PROBABILISTIC SHORELINE CHANGE MODELING AND RISK ESTIMATION OF EROSION

Abstract

Prediction of long-term shoreline changes is a key task in planning and management of coastal zones and regional sediment management. Due to complex natural features of offshore waves, sediments, and longshore sediment transport, quantifying uncertainties of shoreline evolution and risks of extreme shoreline changes (erosion and accretion) is of vital importance for practicing uncertainty- or risk-based design of shorelines. This paper presents probabilistic shoreline change modeling to quantify uncertainties of shoreline variations by using numerical-model-based Monte-Carlo simulations. A shoreline evolution model, GenCade, is used to simulate longshore sediment transport and shoreline changes induced by random waves from offshore. A probability density function with a modified tail distribution is developed to capture stochastic features of wave heights under fair weather and storm conditions. It produces a time series of wave heights including small and extreme waves based on their probabilities (or frequencies of appearance).

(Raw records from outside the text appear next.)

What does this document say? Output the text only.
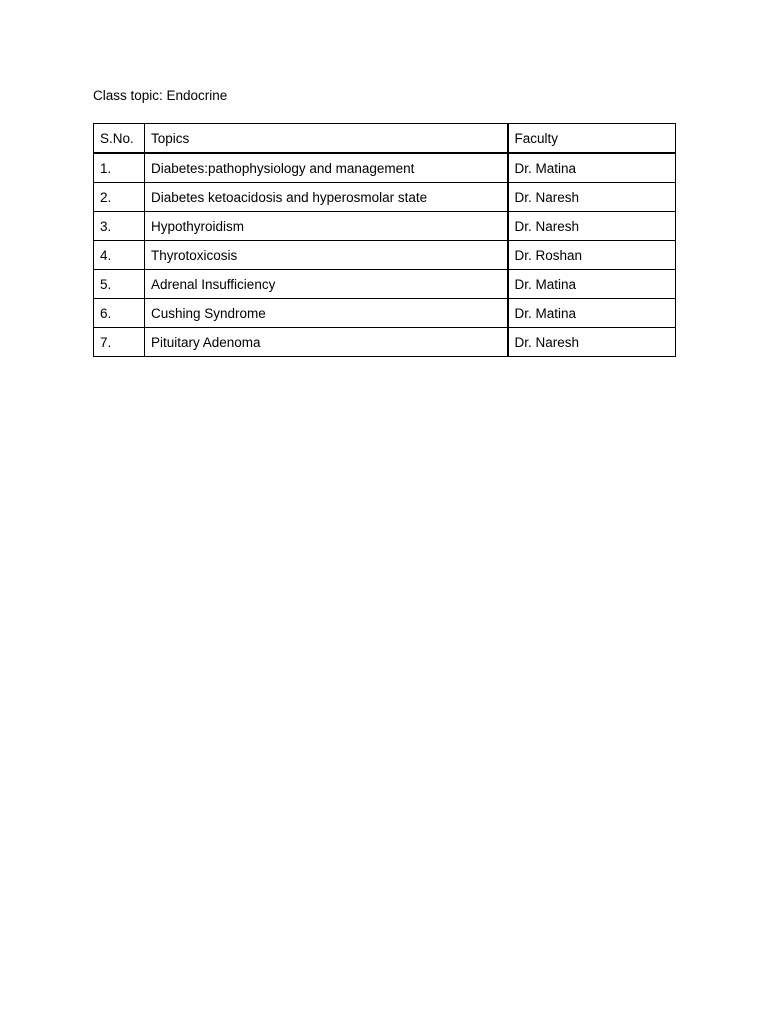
Class topic: Endocrine
S.No.	Topics	Faculty
1.	Diabetes:pathophysiology and management	Dr. Matina
2.	Diabetes ketoacidosis and hyperosmolar state	Dr. Naresh
3.	Hypothyroidism	Dr. Naresh
4.	Thyrotoxicosis	Dr. Roshan
5.	Adrenal Insufficiency	Dr. Matina
6.	Cushing Syndrome	Dr. Matina
7.	Pituitary Adenoma	Dr. Naresh
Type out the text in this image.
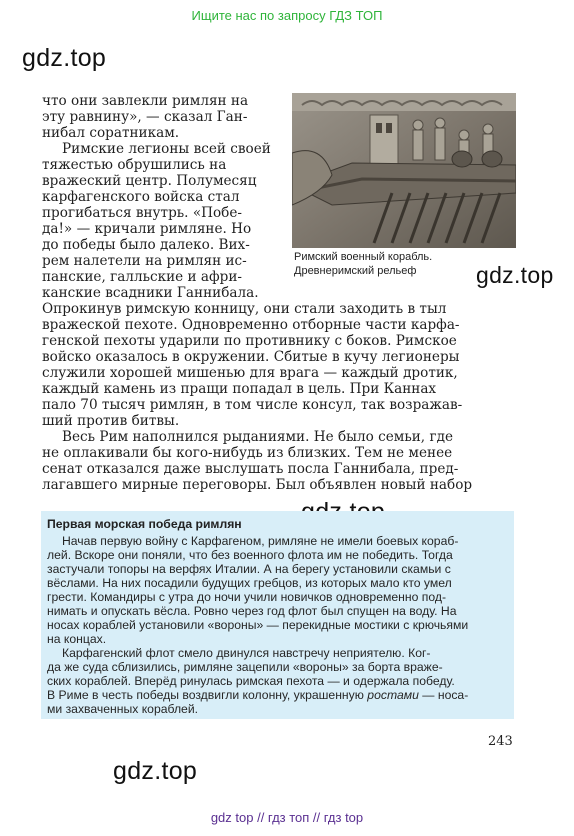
Ищите нас по запросу ГДЗ ТОП
gdz.top
gdz.top
gdz.top
Римский военный корабль.
Древнеримский рельеф
что они завлекли римлян на
эту равнину», — сказал Ган-
нибал соратникам.
Римские легионы всей своей
тяжестью обрушились на
вражеский центр. Полумесяц
карфагенского войска стал
прогибаться внутрь. «Побе-
да!» — кричали римляне. Но
до победы было далеко. Вих-
рем налетели на римлян ис-
панские, галльские и афри-
канские всадники Ганнибала.
Опрокинув римскую конницу, они стали заходить в тыл
вражеской пехоте. Одновременно отборные части карфа-
генской пехоты ударили по противнику с боков. Римское
войско оказалось в окружении. Сбитые в кучу легионеры
служили хорошей мишенью для врага — каждый дротик,
каждый камень из пращи попадал в цель. При Каннах
пало 70 тысяч римлян, в том числе консул, так возражав-
ший против битвы.
Весь Рим наполнился рыданиями. Не было семьи, где
не оплакивали бы кого-нибудь из близких. Тем не менее
сенат отказался даже выслушать посла Ганнибала, пред-
лагавшего мирные переговоры. Был объявлен новый набор
Первая морская победа римлян
Начав первую войну с Карфагеном, римляне не имели боевых кораб-
лей. Вскоре они поняли, что без военного флота им не победить. Тогда
застучали топоры на верфях Италии. А на берегу установили скамьи с
вёслами. На них посадили будущих гребцов, из которых мало кто умел
грести. Командиры с утра до ночи учили новичков одновременно под-
нимать и опускать вёсла. Ровно через год флот был спущен на воду. На
носах кораблей установили «вороны» — перекидные мостики с крючьями
на концах.
Карфагенский флот смело двинулся навстречу неприятелю. Ког-
да же суда сблизились, римляне зацепили «вороны» за борта враже-
ских кораблей. Вперёд ринулась римская пехота — и одержала победу.
В Риме в честь победы воздвигли колонну, украшенную ростами — носа-
ми захваченных кораблей.
243
gdz top // гдз топ // гдз top
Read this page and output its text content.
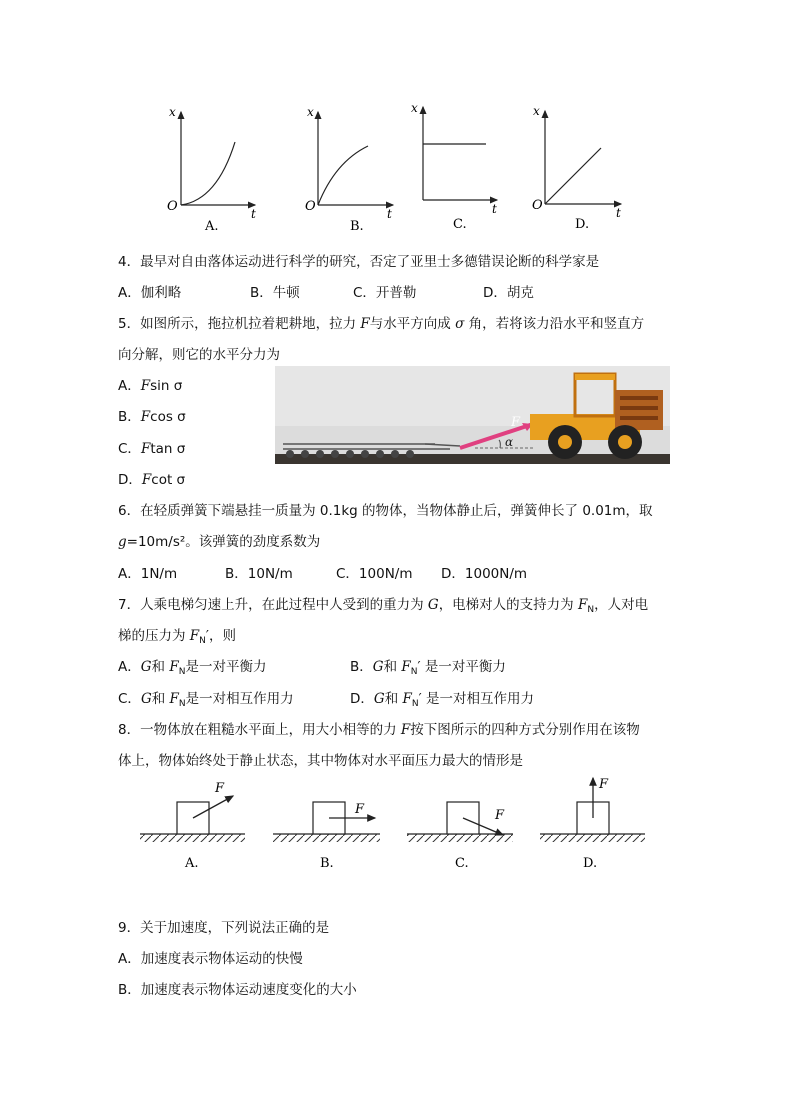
O
x
t
A.
O
x
t
B.
x
t
C.
O
x
t
D.
4．最早对自由落体运动进行科学的研究，否定了亚里士多德错误论断的科学家是
A．伽利略	B．牛顿	C．开普勒	D．胡克
5．如图所示，拖拉机拉着耙耕地，拉力 F与水平方向成 σ 角，若将该力沿水平和竖直方
向分解，则它的水平分力为
A．Fsin σ
B．Fcos σ
C．Ftan σ
D．Fcot σ
F
α
6．在轻质弹簧下端悬挂一质量为 0.1kg 的物体，当物体静止后，弹簧伸长了 0.01m，取
g=10m/s²。该弹簧的劲度系数为
A．1N/m	B．10N/m	C．100N/m D．1000N/m
7．人乘电梯匀速上升，在此过程中人受到的重力为 G，电梯对人的支持力为 $F_N$，人对电
梯的压力为 $F_N'$，则
A．G和 $F_N$是一对平衡力	B．G和 $F_N'$ 是一对平衡力
C．G和 $F_N$是一对相互作用力	D．G和 $F_N'$ 是一对相互作用力
8．一物体放在粗糙水平面上，用大小相等的力 F按下图所示的四种方式分别作用在该物
体上，物体始终处于静止状态，其中物体对水平面压力最大的情形是
F
A.
F
B.
F
C.
F
D.
9．关于加速度，下列说法正确的是
A．加速度表示物体运动的快慢
B．加速度表示物体运动速度变化的大小
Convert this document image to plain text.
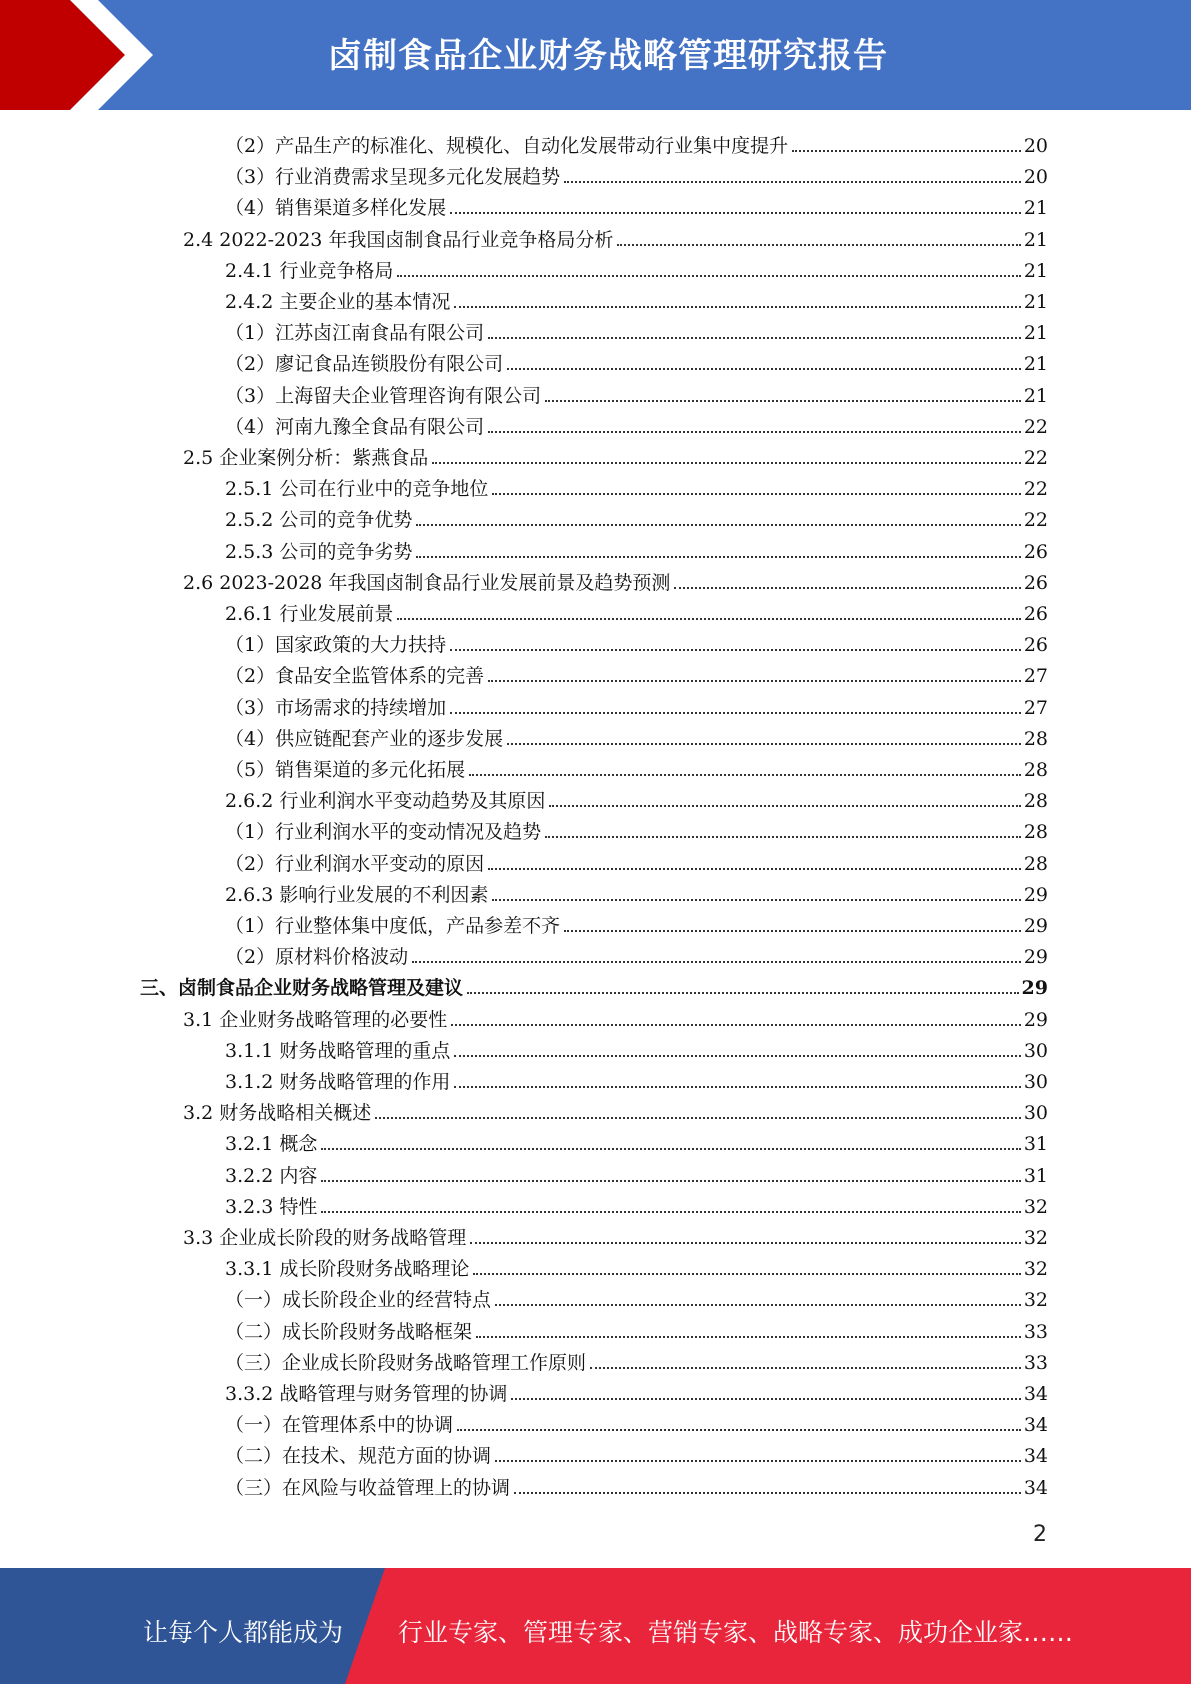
卤制食品企业财务战略管理研究报告
（2）产品生产的标准化、规模化、自动化发展带动行业集中度提升	20
（3）行业消费需求呈现多元化发展趋势	20
（4）销售渠道多样化发展	21
2.4 2022-2023 年我国卤制食品行业竞争格局分析	21
2.4.1 行业竞争格局	21
2.4.2 主要企业的基本情况	21
（1）江苏卤江南食品有限公司	21
（2）廖记食品连锁股份有限公司	21
（3）上海留夫企业管理咨询有限公司	21
（4）河南九豫全食品有限公司	22
2.5 企业案例分析：紫燕食品	22
2.5.1 公司在行业中的竞争地位	22
2.5.2 公司的竞争优势	22
2.5.3 公司的竞争劣势	26
2.6 2023-2028 年我国卤制食品行业发展前景及趋势预测	26
2.6.1 行业发展前景	26
（1）国家政策的大力扶持	26
（2）食品安全监管体系的完善	27
（3）市场需求的持续增加	27
（4）供应链配套产业的逐步发展	28
（5）销售渠道的多元化拓展	28
2.6.2 行业利润水平变动趋势及其原因	28
（1）行业利润水平的变动情况及趋势	28
（2）行业利润水平变动的原因	28
2.6.3 影响行业发展的不利因素	29
（1）行业整体集中度低，产品参差不齐	29
（2）原材料价格波动	29
三、卤制食品企业财务战略管理及建议	29
3.1 企业财务战略管理的必要性	29
3.1.1 财务战略管理的重点	30
3.1.2 财务战略管理的作用	30
3.2 财务战略相关概述	30
3.2.1 概念	31
3.2.2 内容	31
3.2.3 特性	32
3.3 企业成长阶段的财务战略管理	32
3.3.1 成长阶段财务战略理论	32
（一）成长阶段企业的经营特点	32
（二）成长阶段财务战略框架	33
（三）企业成长阶段财务战略管理工作原则	33
3.3.2 战略管理与财务管理的协调	34
（一）在管理体系中的协调	34
（二）在技术、规范方面的协调	34
（三）在风险与收益管理上的协调	34
2
让每个人都能成为 行业专家、管理专家、营销专家、战略专家、成功企业家……
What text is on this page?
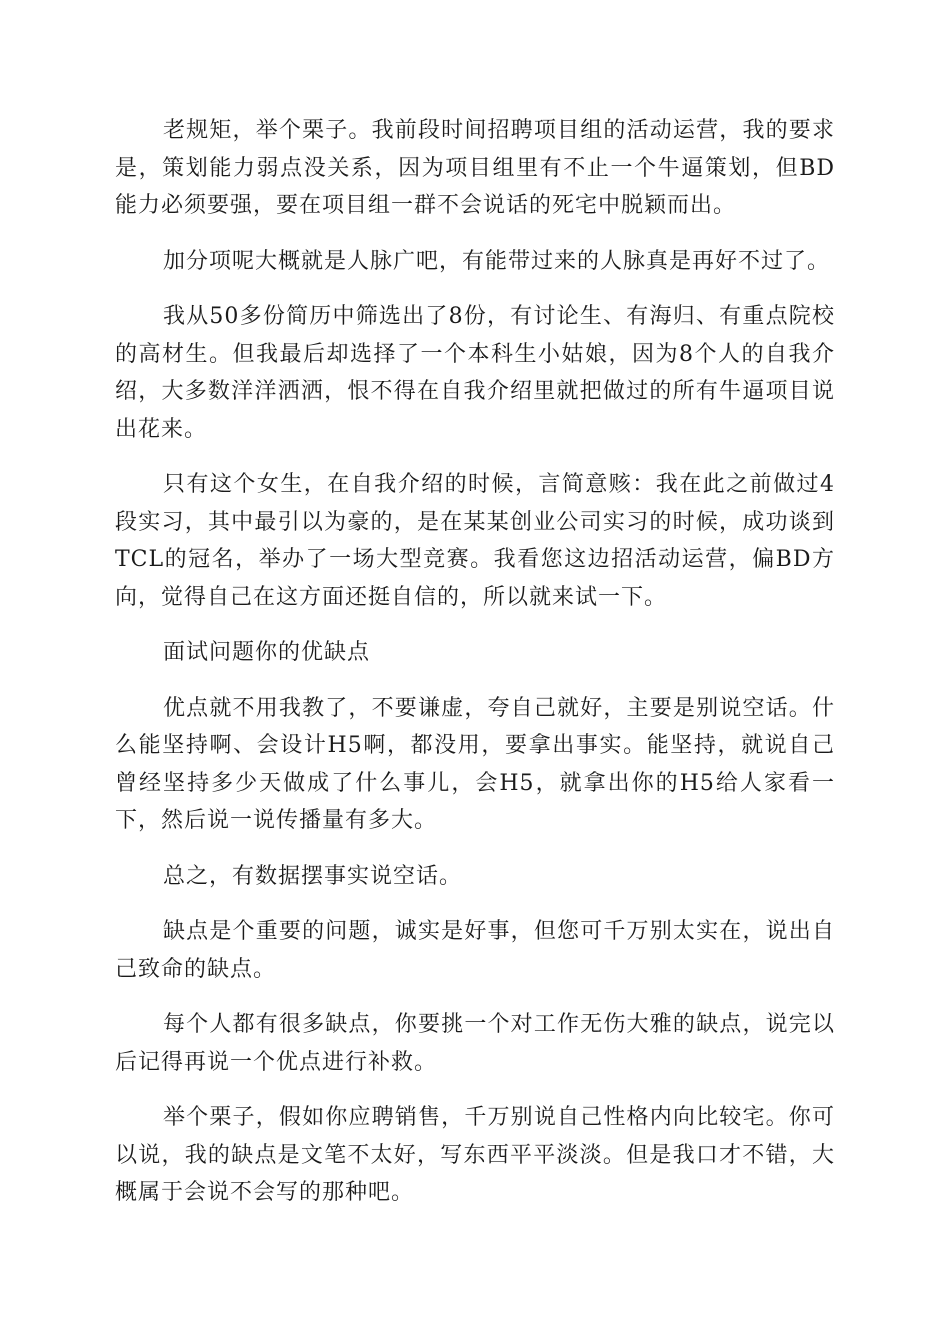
老规矩，举个栗子。我前段时间招聘项目组的活动运营，我的要求是，策划能力弱点没关系，因为项目组里有不止一个牛逼策划，但BD能力必须要强，要在项目组一群不会说话的死宅中脱颖而出。

加分项呢大概就是人脉广吧，有能带过来的人脉真是再好不过了。

我从50多份简历中筛选出了8份，有讨论生、有海归、有重点院校的高材生。但我最后却选择了一个本科生小姑娘，因为8个人的自我介绍，大多数洋洋洒洒，恨不得在自我介绍里就把做过的所有牛逼项目说出花来。

只有这个女生，在自我介绍的时候，言简意赅：我在此之前做过4段实习，其中最引以为豪的，是在某某创业公司实习的时候，成功谈到TCL的冠名，举办了一场大型竞赛。我看您这边招活动运营，偏BD方向，觉得自己在这方面还挺自信的，所以就来试一下。

面试问题你的优缺点

优点就不用我教了，不要谦虚，夸自己就好，主要是别说空话。什么能坚持啊、会设计H5啊，都没用，要拿出事实。能坚持，就说自己曾经坚持多少天做成了什么事儿，会H5，就拿出你的H5给人家看一下，然后说一说传播量有多大。

总之，有数据摆事实说空话。

缺点是个重要的问题，诚实是好事，但您可千万别太实在，说出自己致命的缺点。

每个人都有很多缺点，你要挑一个对工作无伤大雅的缺点，说完以后记得再说一个优点进行补救。

举个栗子，假如你应聘销售，千万别说自己性格内向比较宅。你可以说，我的缺点是文笔不太好，写东西平平淡淡。但是我口才不错，大概属于会说不会写的那种吧。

Probabilistic modeling of shoreline change is demonstrated by computing spatiotemporal variations of statistical parameters such as mean and variance of shoreline changes along an idealized coast bounded by two groins. Maximum shoreline changes in return years with a confidence range are also estimated by using maximum likelihood method. Reasonable results of obtained probabilistic shoreline changes reveal that this model-based Monte-Carlo simulation and uncertainty estimation approach are applicable to facilitate risk/uncertainty-based design and planning of shorelines.